Толстяк снова посмотрел на Мию взглядом, каким смотрят на желанную, но слишком дорогую вещь.
– Твоя взяла, Такухати. Забирай. Я ее потом куплю.
От облегчения Мия даже покачнулась. Как в тумане вернулась к столику, чтобы поставить поднос и взять ветку с цветами. Кровь барабаном стучала в висках, лицо пылало, воздух плыл перед глазами…
– Возьмите меня, господин.
Синие глаза близко-близко. Красивое жесткое лицо, печальная складка у края губ, нахмуренные брови.
Он провел пальцем по ее щеке и поморщился. На коже остался грязный след от пудры и румян.
– Зачем тебе мазать лицо, ты и так хорошенькая. Пойдем, Мия. Я хочу, чтобы ты умылась.
Она почти не помнила, как, следуя за Такухати, пересекла внутренний дворик и вошла в «домик любви» – одно из десятка отдельно стоящих строений, предназначенных для особых случаев и особых клиентов.
Внутри все уже было готово к появлению гостей. Горели заправленные маслом светильники. На низеньком столике стоял кувшинчик с подогретым саке и лежали нарезанные дольками фрукты. Пар поднимался над наполненной водой большой деревянной бочкой, ванной-офуро – в самый раз для двоих. А расстеленный на полу футон словно намекал на неизбежное завершение вечера.
Акио кивком головы отпустил сопровождавшую их служанку и подтолкнул Мию к ванне:
– Умойся.
Она бездумно послушалась. В теле ощущалась непривычная слабость и легкость, какая бывает после сильного душевного напряжения. Думать о том, что последует дальше, не осталось сил.
Вода была почти нестерпимо горячей и чуть пахла травами. Этот запах заставил Мию вспомнить о напитке, который она выпила раньше по указанию госпожи Хасу. Она прислушалась к себе, но не ощутила даже толику обещанного желания. Только пустоту и облегчение.
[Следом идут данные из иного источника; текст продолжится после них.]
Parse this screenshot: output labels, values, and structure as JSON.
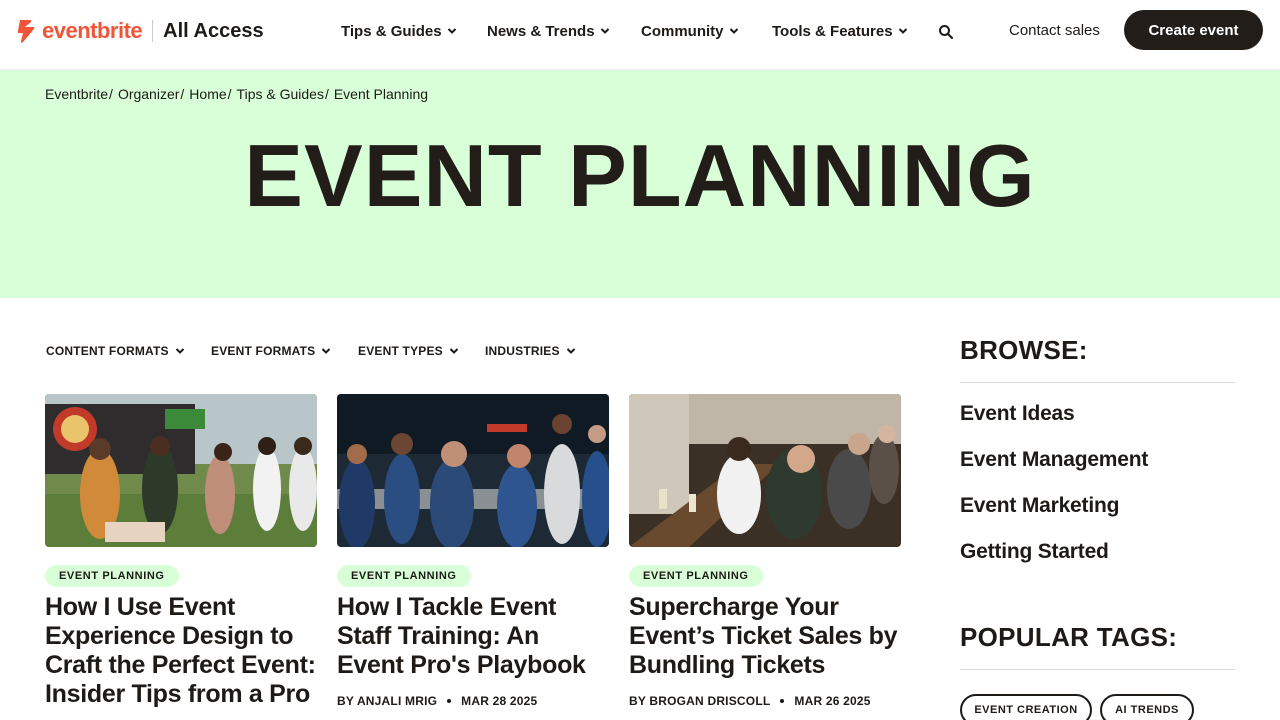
{
  "header": {
    "brand": "eventbrite",
    "sub_brand": "All Access",
    "nav": [
      {
        "label": "Tips & Guides"
      },
      {
        "label": "News & Trends"
      },
      {
        "label": "Community"
      },
      {
        "label": "Tools & Features"
      }
    ],
    "contact_label": "Contact sales",
    "create_label": "Create event"
  },
  "breadcrumb": [
    "Eventbrite",
    "Organizer",
    "Home",
    "Tips & Guides",
    "Event Planning"
  ],
  "hero": {
    "title": "EVENT PLANNING"
  },
  "filters": [
    {
      "label": "CONTENT FORMATS"
    },
    {
      "label": "EVENT FORMATS"
    },
    {
      "label": "EVENT TYPES"
    },
    {
      "label": "INDUSTRIES"
    }
  ],
  "cards": [
    {
      "tag": "EVENT PLANNING",
      "title": "How I Use Event Experience Design to Craft the Perfect Event: Insider Tips from a Pro",
      "author": "",
      "date": ""
    },
    {
      "tag": "EVENT PLANNING",
      "title": "How I Tackle Event Staff Training: An Event Pro's Playbook",
      "author": "BY ANJALI MRIG",
      "date": "MAR 28 2025"
    },
    {
      "tag": "EVENT PLANNING",
      "title": "Supercharge Your Event’s Ticket Sales by Bundling Tickets",
      "author": "BY BROGAN DRISCOLL",
      "date": "MAR 26 2025"
    }
  ],
  "sidebar": {
    "browse_heading": "BROWSE:",
    "browse_links": [
      "Event Ideas",
      "Event Management",
      "Event Marketing",
      "Getting Started"
    ],
    "tags_heading": "POPULAR TAGS:",
    "tags": [
      "EVENT CREATION",
      "AI TRENDS"
    ]
  },
  "colors": {
    "brand": "#f05537",
    "hero_bg": "#d9ffd9",
    "dark": "#221d19"
  }
}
– Налить вам саке, господин?
– Потом. Иди сюда, Мия.
Она наткнулась на полный вожделения взгляд и почувствовала, что задыхается. Неотвратимость того, что случится сегодня, обрушилась на девушку. На мгновение остро захотелось сбежать, скрыться. Мия вдруг поняла, что не готова стать женщиной. Не здесь, не сейчас, с почти незнакомым мужчиной.
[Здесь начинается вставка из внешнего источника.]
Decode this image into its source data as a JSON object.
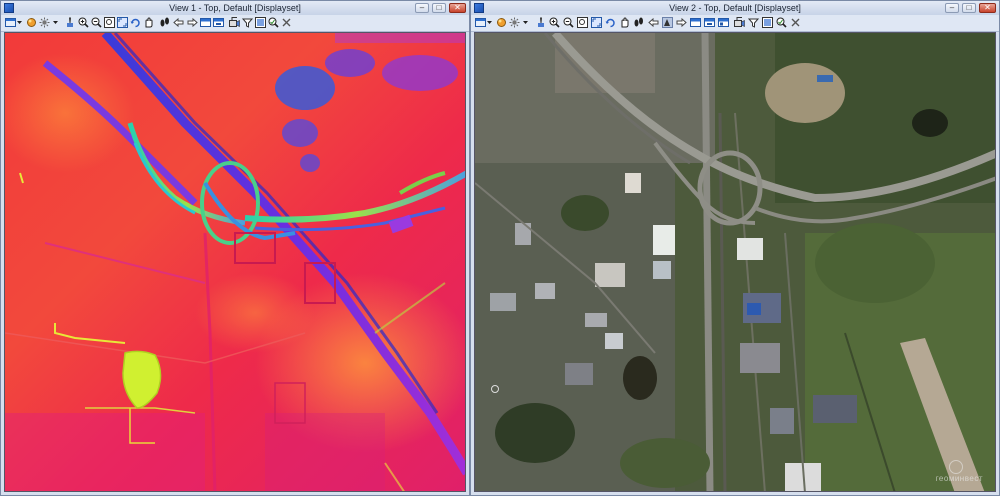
{
  "views": [
    {
      "title": "View 1 - Top, Default [Displayset]",
      "kind": "thermal"
    },
    {
      "title": "View 2 - Top, Default [Displayset]",
      "kind": "aerial",
      "watermark": "геоминвест"
    }
  ],
  "window_controls": {
    "minimize": "–",
    "maximize": "□",
    "close": "✕"
  },
  "toolbar_icons": [
    "view-attributes-icon",
    "dropdown-arrow-icon",
    "display-style-icon",
    "lighting-icon",
    "dropdown-arrow-icon",
    "clip-icon",
    "zoom-in-icon",
    "zoom-out-icon",
    "window-area-icon",
    "fit-view-icon",
    "rotate-view-icon",
    "pan-icon",
    "walk-icon",
    "view-previous-icon",
    "view-next-icon",
    "copy-view-icon",
    "save-view-icon",
    "camera-icon",
    "clip-volume-icon",
    "toggle-mask-icon",
    "view-settings-icon"
  ]
}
Она шагнула ему навстречу, как шагнула бы в бездну.
И бездна приняла ее в свои объятия.
– Не бойся меня, лучшая ученица, – прошептал Акио, целуя ее и медленно развязывая пояс кимоно.
Он раздевал девушку не торопясь, наслаждаясь. Словно разворачивал желанный подарок. Скользнул вниз узорчатый шелк. В вороте вышитой нижней рубахи мелькнуло худенькое плечо. Мужские ладони нырнули под ткань, сжались на ягодицах и поднялись по спине. Мия покорно подняла руки, помогая ему снять с себя эту последнюю преграду, и осталась обнаженной. Несмотря на то что в домике было тепло, ее начала бить нервная дрожь.
Он распустил ей волосы, восхищенно выдохнул и чуть отступил, любуясь девушкой. Отблески огней в светильниках красиво ложились на чуть отливающую перламутром в сумерках кожу. Укрывавшие спину черным плащом волосы резко контрастировали с ее белизной.
– Я и забыл, какая ты. – От хрипотцы в его голосе по телу Мии вдруг прошлась жаркая волна. Она сразу в красках вспомнила, как Такухати связал ее в прошлый раз и как невозможно хорошо было чувствовать себя беспомощной в его сильных руках, знать, что от нее ничего не зависит, и полностью подчиняться его воле.
– Раздень меня, – велел он, с наслаждением рисуя пальцами узоры на нежной коже.